Annandale’s Sundaic Rat (Sundamys annandalei)
Sunda Flying Lemur (Galeopterus variegatus)
Long-tailed Macaque (Macaca fasciculiaris)
Dawn Bat (Eonycteris spelaea)
Bicolored Leaf-nosed Bat (Hipposideros bicolor)
Glossy Horseshoe Bat (Rhinolophus refulgens)
Javan Pipistrelle (Pipistrellus javanicus)
Malayan Greater Bamboo Bat (Tylonycteris malayana)
Nepalese Whiskered Bat (Myotis muricola)
Sunda Palm Civet (Paradoxurus musangus)
Wild Boar (Sus scrofa)
Lesser Oriental Chevrotain (Tragulus kanchil)

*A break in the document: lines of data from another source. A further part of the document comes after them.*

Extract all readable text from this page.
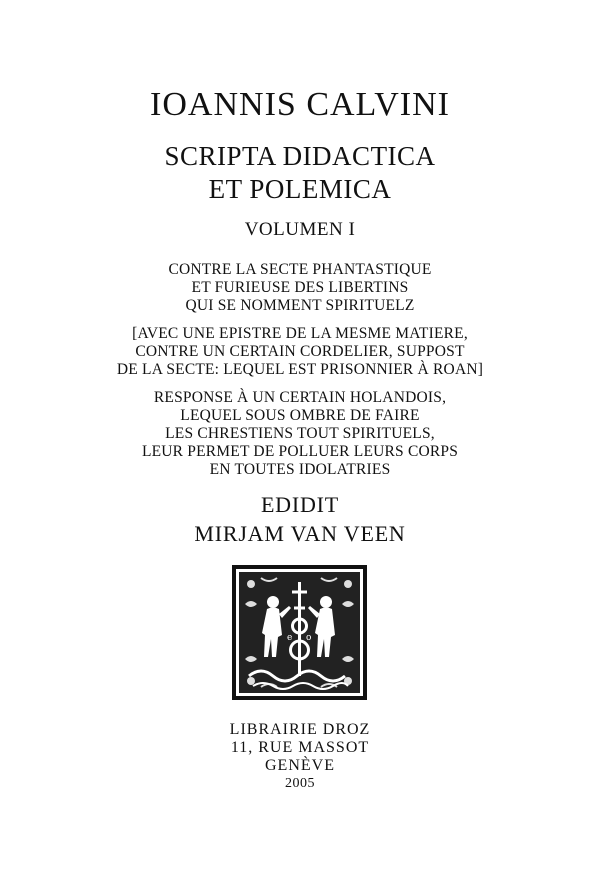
IOANNIS CALVINI
SCRIPTA DIDACTICA
ET POLEMICA
VOLUMEN I
CONTRE LA SECTE PHANTASTIQUE
ET FURIEUSE DES LIBERTINS
QUI SE NOMMENT SPIRITUELZ
[AVEC UNE EPISTRE DE LA MESME MATIERE,
CONTRE UN CERTAIN CORDELIER, SUPPOST
DE LA SECTE: LEQUEL EST PRISONNIER À ROAN]
RESPONSE À UN CERTAIN HOLANDOIS,
LEQUEL SOUS OMBRE DE FAIRE
LES CHRESTIENS TOUT SPIRITUELS,
LEUR PERMET DE POLLUER LEURS CORPS
EN TOUTES IDOLATRIES
EDIDIT
MIRJAM VAN VEEN
e o
LIBRAIRIE DROZ
11, RUE MASSOT
GENÈVE
2005
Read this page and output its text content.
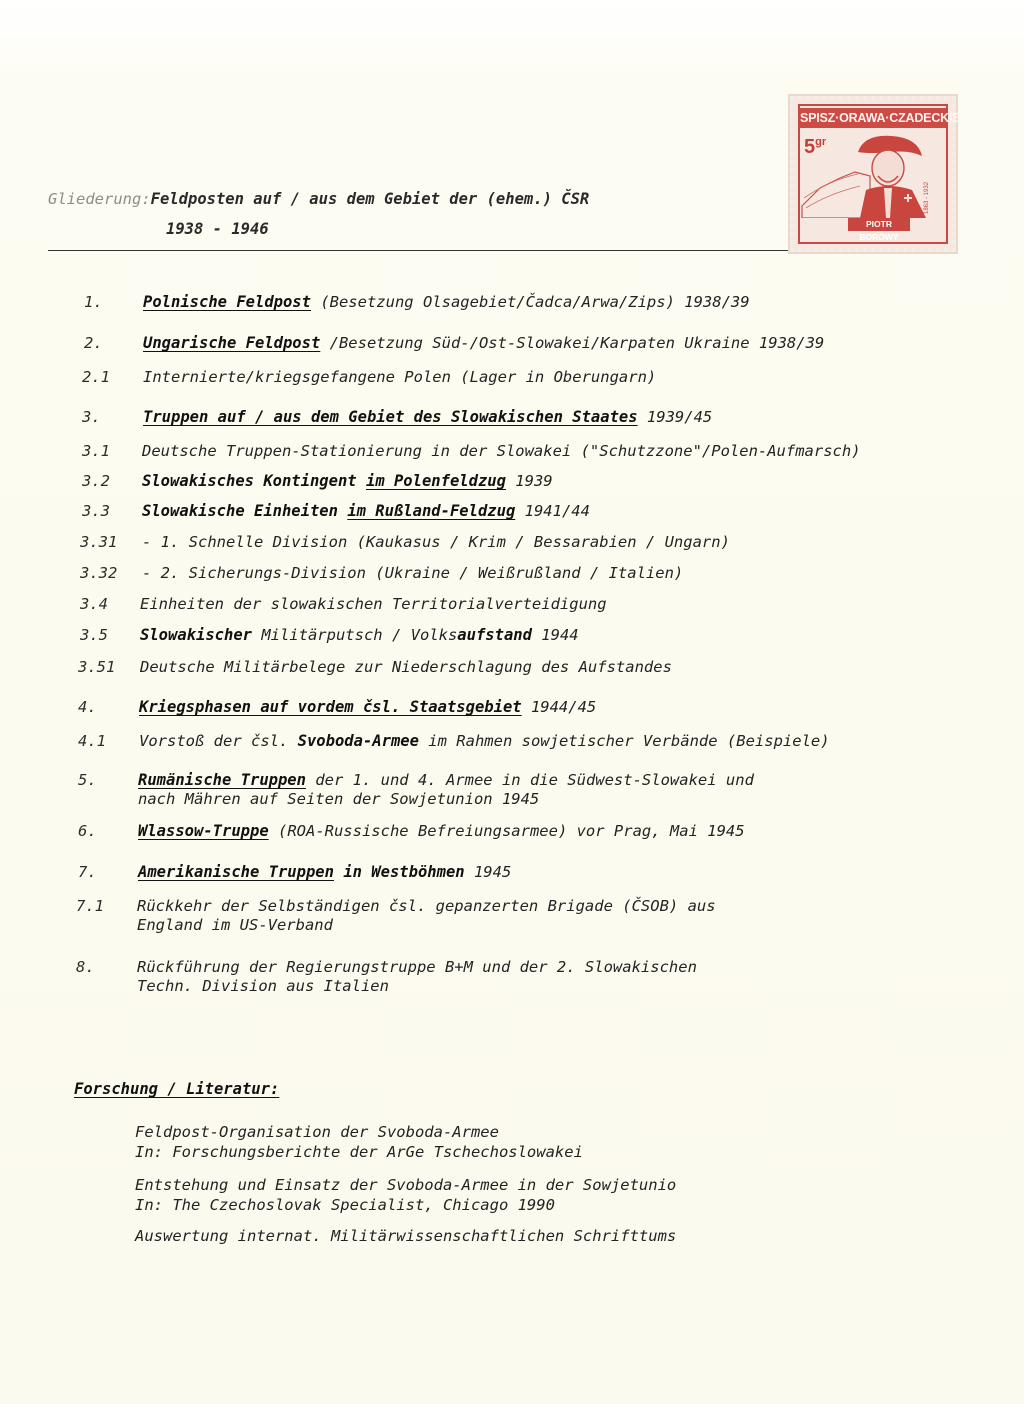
Gliederung:Feldposten auf / aus dem Gebiet der (ehem.) ČSR
1938 - 1946
1863 - 1932
SPISZ·ORAWA·CZADECKIE
$5^{gr}$
PIOTR BOROWY
1.	Polnische Feldpost (Besetzung Olsagebiet/Čadca/Arwa/Zips) 1938/39
2.	Ungarische Feldpost /Besetzung Süd-/Ost-Slowakei/Karpaten Ukraine 1938/39
2.1 Internierte/kriegsgefangene Polen (Lager in Oberungarn)
3.	Truppen auf / aus dem Gebiet des Slowakischen Staates 1939/45
3.1 Deutsche Truppen-Stationierung in der Slowakei ("Schutzzone"/Polen-Aufmarsch)
3.2 Slowakisches Kontingent im Polenfeldzug 1939
3.3 Slowakische Einheiten im Rußland-Feldzug 1941/44
3.31 - 1. Schnelle Division (Kaukasus / Krim / Bessarabien / Ungarn)
3.32 - 2. Sicherungs-Division (Ukraine / Weißrußland / Italien)
3.4 Einheiten der slowakischen Territorialverteidigung
3.5 Slowakischer Militärputsch / Volksaufstand 1944
3.51 Deutsche Militärbelege zur Niederschlagung des Aufstandes
4.	Kriegsphasen auf vordem čsl. Staatsgebiet 1944/45
4.1 Vorstoß der čsl. Svoboda-Armee im Rahmen sowjetischer Verbände (Beispiele)
5.	Rumänische Truppen der 1. und 4. Armee in die Südwest-Slowakei und
nach Mähren auf Seiten der Sowjetunion 1945
6.	Wlassow-Truppe (ROA-Russische Befreiungsarmee) vor Prag, Mai 1945
7.	Amerikanische Truppen in Westböhmen 1945
7.1 Rückkehr der Selbständigen čsl. gepanzerten Brigade (ČSOB) aus
England im US-Verband
8.	Rückführung der Regierungstruppe B+M und der 2. Slowakischen
Techn. Division aus Italien
Forschung / Literatur:
Feldpost-Organisation der Svoboda-Armee
In: Forschungsberichte der ArGe Tschechoslowakei
Entstehung und Einsatz der Svoboda-Armee in der Sowjetunio
In: The Czechoslovak Specialist, Chicago 1990
Auswertung internat. Militärwissenschaftlichen Schrifttums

12 species. 5 lifers in bold.


  • Steph

    this is very timely, as we will passing through Singapore in a couple of weeks’ time! Out of interest, did you take a thermal scope through Singapore and if so did you have any “trouble” with it at the airport?

  • Ian Hughes

    We stopped off in Singapore early November and had a fantastic sighting of an otter family in the Botanical gardens. They played around in the water directly below us and then climbed out onto the grass to play. It was around 1000 in broad daylight.